I am afraid that I will have to resist amendment No. 155. Clause 64 introduces an offence for certain further disclosures of protected information, such as taxpayer information. Clause 64(1)(b)(ii) ensures that if a person receives information from a public authority, directly or indirectly, that information remains protected by the offence of wrongful disclosure. As the right hon. and learned Member for Sleaford and North Hykeham pointed out, there is a defence in clause 64(4) that somebody believed that it was lawful to disclose the information.

In the end, the point that I hope will reassure the right hon. and learned Gentleman is that it will be a matter for the prosecuting authorities to decide whether it would be in the public interest to prosecute  somebody who has disclosed that information. Otherwise, we are saying that people can disclose information on the basis that they believe that it is good journalism and that in their opinion sensitive personal information could be disclosed and put in the public arena in an inappropriate way.
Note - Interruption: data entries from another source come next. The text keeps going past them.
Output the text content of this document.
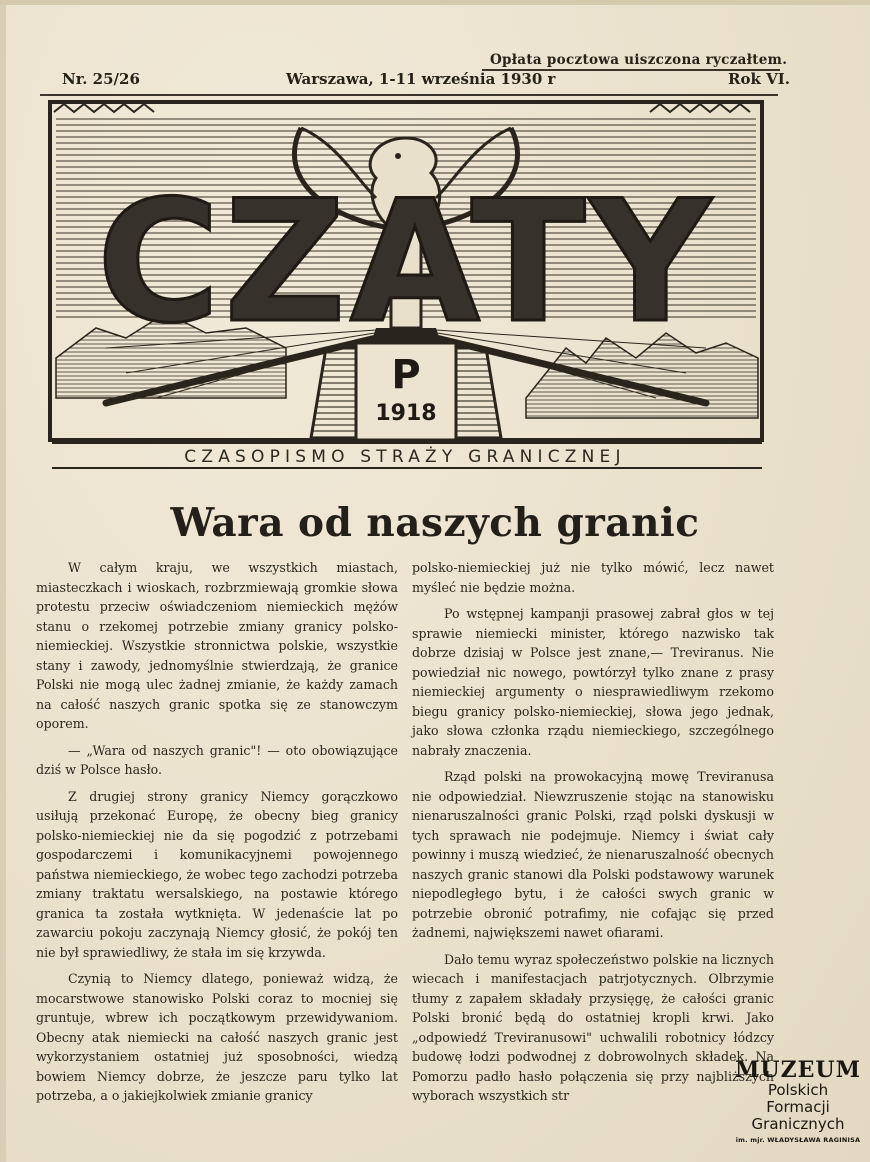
Opłata pocztowa uiszczona ryczałtem.
Nr. 25/26	Warszawa, 1-11 września 1930 r	Rok VI.
CZATY
P
1918
CZASOPISMO STRAŻY GRANICZNEJ
Wara od naszych granic

W całym kraju, we wszystkich miastach, miasteczkach i wioskach, rozbrzmiewają gromkie słowa protestu przeciw oświadczeniom niemieckich mężów stanu o rzekomej potrzebie zmiany granicy polsko-niemieckiej. Wszystkie stronnictwa polskie, wszystkie stany i zawody, jednomyślnie stwierdzają, że granice Polski nie mogą ulec żadnej zmianie, że każdy zamach na całość naszych granic spotka się ze stanowczym oporem.

— „Wara od naszych granic"! — oto obowiązujące dziś w Polsce hasło.

Z drugiej strony granicy Niemcy gorączkowo usiłują przekonać Europę, że obecny bieg granicy polsko-niemieckiej nie da się pogodzić z potrzebami gospodarczemi i komunikacyjnemi powojennego państwa niemieckiego, że wobec tego zachodzi potrzeba zmiany traktatu wersalskiego, na postawie którego granica ta została wytknięta. W jedenaście lat po zawarciu pokoju zaczynają Niemcy głosić, że pokój ten nie był sprawiedliwy, że stała im się krzywda.

Czynią to Niemcy dlatego, ponieważ widzą, że mocarstwowe stanowisko Polski coraz to mocniej się gruntuje, wbrew ich początkowym przewidywaniom. Obecny atak niemiecki na całość naszych granic jest wykorzystaniem ostatniej już sposobności, wiedzą bowiem Niemcy dobrze, że jeszcze paru tylko lat potrzeba, a o jakiejkolwiek zmianie granicy

polsko-niemieckiej już nie tylko mówić, lecz nawet myśleć nie będzie można.

Po wstępnej kampanji prasowej zabrał głos w tej sprawie niemiecki minister, którego nazwisko tak dobrze dzisiaj w Polsce jest znane,— Treviranus. Nie powiedział nic nowego, powtórzył tylko znane z prasy niemieckiej argumenty o niesprawiedliwym rzekomo biegu granicy polsko-niemieckiej, słowa jego jednak, jako słowa członka rządu niemieckiego, szczególnego nabrały znaczenia.

Rząd polski na prowokacyjną mowę Treviranusa nie odpowiedział. Niewzruszenie stojąc na stanowisku nienaruszalności granic Polski, rząd polski dyskusji w tych sprawach nie podejmuje. Niemcy i świat cały powinny i muszą wiedzieć, że nienaruszalność obecnych naszych granic stanowi dla Polski podstawowy warunek niepodległego bytu, i że całości swych granic w potrzebie obronić potrafimy, nie cofając się przed żadnemi, największemi nawet ofiarami.

Dało temu wyraz społeczeństwo polskie na licznych wiecach i manifestacjach patrjotycznych. Olbrzymie tłumy z zapałem składały przysięgę, że całości granic Polski bronić będą do ostatniej kropli krwi. Jako „odpowiedź Treviranusowi" uchwalili robotnicy łódzcy budowę łodzi podwodnej z dobrowolnych składek. Na Pomorzu padło hasło połączenia się przy najbliższych wyborach wszystkich str

MUZEUM
Polskich
Formacji
Granicznych
im. mjr. WŁADYSŁAWA RAGINISA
Amendment No. 155 would remove an essential part of the protection that the clause provides for information being shared. It would mean that if a person made an unlawful disclosure of the information they would not be caught by the criminal offence because they were not the original recipient of the information but instead received it indirectly. That would create a loophole in the Bill that I do not think that the Committee would wish to see, so I ask the right hon. and learned Gentleman to withdraw the amendment.